While USPSTF looks for the best available evidence to support clinical preventive services, the data are often lacking for diverse and vulnerable groups, and services are not equitably available for Black, Indigenous, and Hispanic/Latinx individuals.

Krist and colleagues noted that this lack of data does not stem from USPSTF itself, and indeed “the USPSTF has sought to address health equity in its recommendations.

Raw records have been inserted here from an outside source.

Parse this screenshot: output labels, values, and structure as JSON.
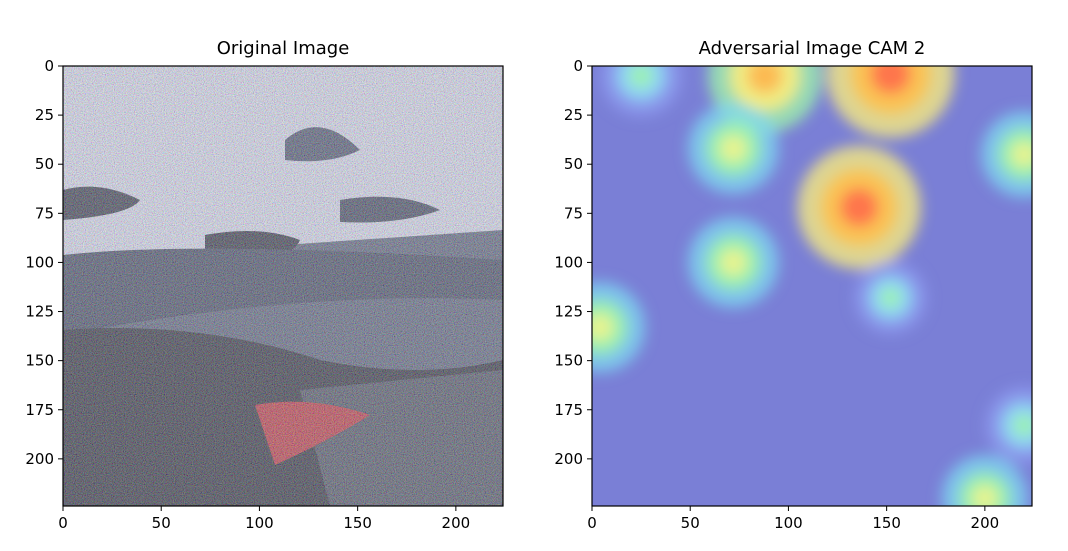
{
  "chart_data": [
    {
      "type": "image",
      "title": "Original Image",
      "xlim": [
        0,
        224
      ],
      "ylim": [
        224,
        0
      ],
      "xticks": [
        0,
        50,
        100,
        150,
        200
      ],
      "yticks": [
        0,
        25,
        50,
        75,
        100,
        125,
        150,
        175,
        200
      ],
      "content": "noisy photograph with strong adversarial perturbation; dark lower-left region, bright textured upper region, red patch near x 100-140 / y 170-205"
    },
    {
      "type": "heatmap",
      "title": "Adversarial Image CAM 2",
      "xlim": [
        0,
        224
      ],
      "ylim": [
        224,
        0
      ],
      "xticks": [
        0,
        50,
        100,
        150,
        200
      ],
      "yticks": [
        0,
        25,
        50,
        75,
        100,
        125,
        150,
        175,
        200
      ],
      "colormap": "jet (semi-transparent overlay)",
      "hotspots": [
        {
          "x": 152,
          "y": 4,
          "level": 1.0
        },
        {
          "x": 88,
          "y": 5,
          "level": 0.85
        },
        {
          "x": 136,
          "y": 72,
          "level": 0.95
        },
        {
          "x": 72,
          "y": 42,
          "level": 0.6
        },
        {
          "x": 72,
          "y": 100,
          "level": 0.6
        },
        {
          "x": 4,
          "y": 133,
          "level": 0.6
        },
        {
          "x": 220,
          "y": 45,
          "level": 0.55
        },
        {
          "x": 200,
          "y": 220,
          "level": 0.55
        },
        {
          "x": 220,
          "y": 183,
          "level": 0.45
        },
        {
          "x": 152,
          "y": 118,
          "level": 0.4
        },
        {
          "x": 25,
          "y": 5,
          "level": 0.5
        }
      ]
    }
  ],
  "colors": {
    "background": "#ffffff",
    "cam_base": "#7a7fd6"
  }
}
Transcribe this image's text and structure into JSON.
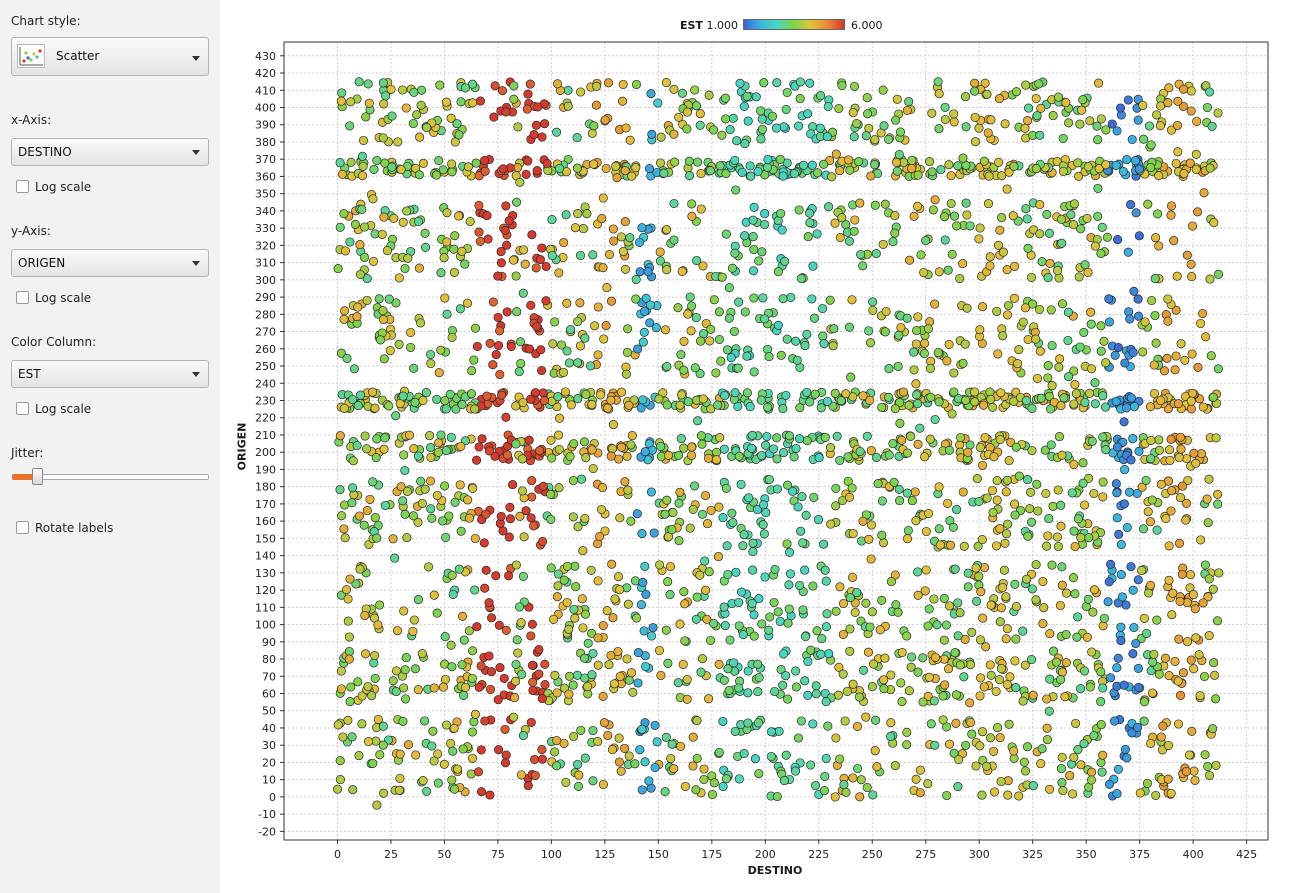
{
  "sidebar": {
    "chart_style_label": "Chart style:",
    "chart_style_value": "Scatter",
    "x_axis_label": "x-Axis:",
    "x_axis_value": "DESTINO",
    "y_axis_label": "y-Axis:",
    "y_axis_value": "ORIGEN",
    "color_column_label": "Color Column:",
    "color_column_value": "EST",
    "log_scale_label": "Log scale",
    "jitter_label": "Jitter:",
    "jitter_value": 0.1,
    "rotate_labels_label": "Rotate labels",
    "accent_color": "#e8742a",
    "icons": [
      "scatter-chart-icon",
      "chevron-down-icon",
      "checkbox-icon"
    ]
  },
  "chart_data": {
    "type": "scatter",
    "xlabel": "DESTINO",
    "ylabel": "ORIGEN",
    "xlim": [
      -25,
      435
    ],
    "ylim": [
      -25,
      438
    ],
    "x_ticks": [
      0,
      25,
      50,
      75,
      100,
      125,
      150,
      175,
      200,
      225,
      250,
      275,
      300,
      325,
      350,
      375,
      400,
      425
    ],
    "y_ticks": [
      -20,
      -10,
      0,
      10,
      20,
      30,
      40,
      50,
      60,
      70,
      80,
      90,
      100,
      110,
      120,
      130,
      140,
      150,
      160,
      170,
      180,
      190,
      200,
      210,
      220,
      230,
      240,
      250,
      260,
      270,
      280,
      290,
      300,
      310,
      320,
      330,
      340,
      350,
      360,
      370,
      380,
      390,
      400,
      410,
      420,
      430
    ],
    "grid": true,
    "color_scale": {
      "title": "EST",
      "min_label": "1.000",
      "max_label": "6.000",
      "min": 1,
      "max": 6,
      "colors": [
        "#3d63d6",
        "#3ab6e0",
        "#49d6c0",
        "#7fd44a",
        "#e2c23a",
        "#e88c33",
        "#d43a2d"
      ]
    },
    "x_range": [
      0,
      412
    ],
    "y_range": [
      -5,
      415
    ],
    "origen_bands": [
      [
        0,
        45
      ],
      [
        55,
        85
      ],
      [
        90,
        135
      ],
      [
        145,
        185
      ],
      [
        195,
        210
      ],
      [
        225,
        235
      ],
      [
        245,
        290
      ],
      [
        300,
        345
      ],
      [
        360,
        370
      ],
      [
        380,
        415
      ]
    ],
    "est_by_destino": [
      {
        "x": [
          65,
          82
        ],
        "est": 6
      },
      {
        "x": [
          88,
          98
        ],
        "est": 6
      },
      {
        "x": [
          120,
          135
        ],
        "est": 4.5
      },
      {
        "x": [
          140,
          150
        ],
        "est": 2
      },
      {
        "x": [
          180,
          230
        ],
        "est": 3
      },
      {
        "x": [
          300,
          315
        ],
        "est": 4.2
      },
      {
        "x": [
          360,
          375
        ],
        "est": 1.5
      },
      {
        "x": [
          385,
          405
        ],
        "est": 4.6
      }
    ],
    "default_est": 3.8
  }
}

Evidence reviews start with identifying populations with a higher prevalence or who experience greater morbidity or mortality from the condition and then applying rigorous methods to discern causal factors for inequities, which can include systemic racism and implementation barriers.”

The problem is that for many populations, the necessary volume of research for tailoring interventions to these groups does not exist.

“As such, an upstream method to implement childhood obesity interventions ethically and equitably is to first perform the research that studies the effectiveness of screening and interventions in diverse and vulnerable populations,” Smith and colleagues wrote. “A key component to this might include an emphasis on comparative effectiveness studies that rank clinical and community preventive services for childhood obesity with a special focus on vulnerable and resource-constrained populations.”

While the evidence gaps raised by the USPSTF are used by the National Institutes of Health to direct funding streams for future research, the authors argued that “further innovative solutions, integrated partnerships, and long-term funding commitments will likely be required to confront this complex issue… there may be a larger ethical need for funding to build and maintain the capacity to address childhood obesity in low-resource areas as part of a national strategy to eliminate disparities. Ultimately, it is essential to recognize that effectively addressing childhood obesity at a population level and achieving health equity must also focus on preventing obesity through improving social determinants of health and other systemic causes of obesity.”

  1. Researchers argued that more efforts, including increased incentives or expansion of clinical services in low-resource areas, should be taken to facilitate USPSTF recommendations of intensive behavioral interventions for obesity among children and adolescents.

  2. Performing research that studies the effectiveness of pediatric obesity screening and interventions in diverse and vulnerable populations is necessary to address inequities in the implementation of USPSTF-recommended obesity interventions.

John McKenna, Associate Editor, BreakingMED™

The article authors had no relevant relationships to disclose.

Commentary coauthors Davidson and Silverstein are members of the USPSTF; Krist had no relevant relationships to disclose.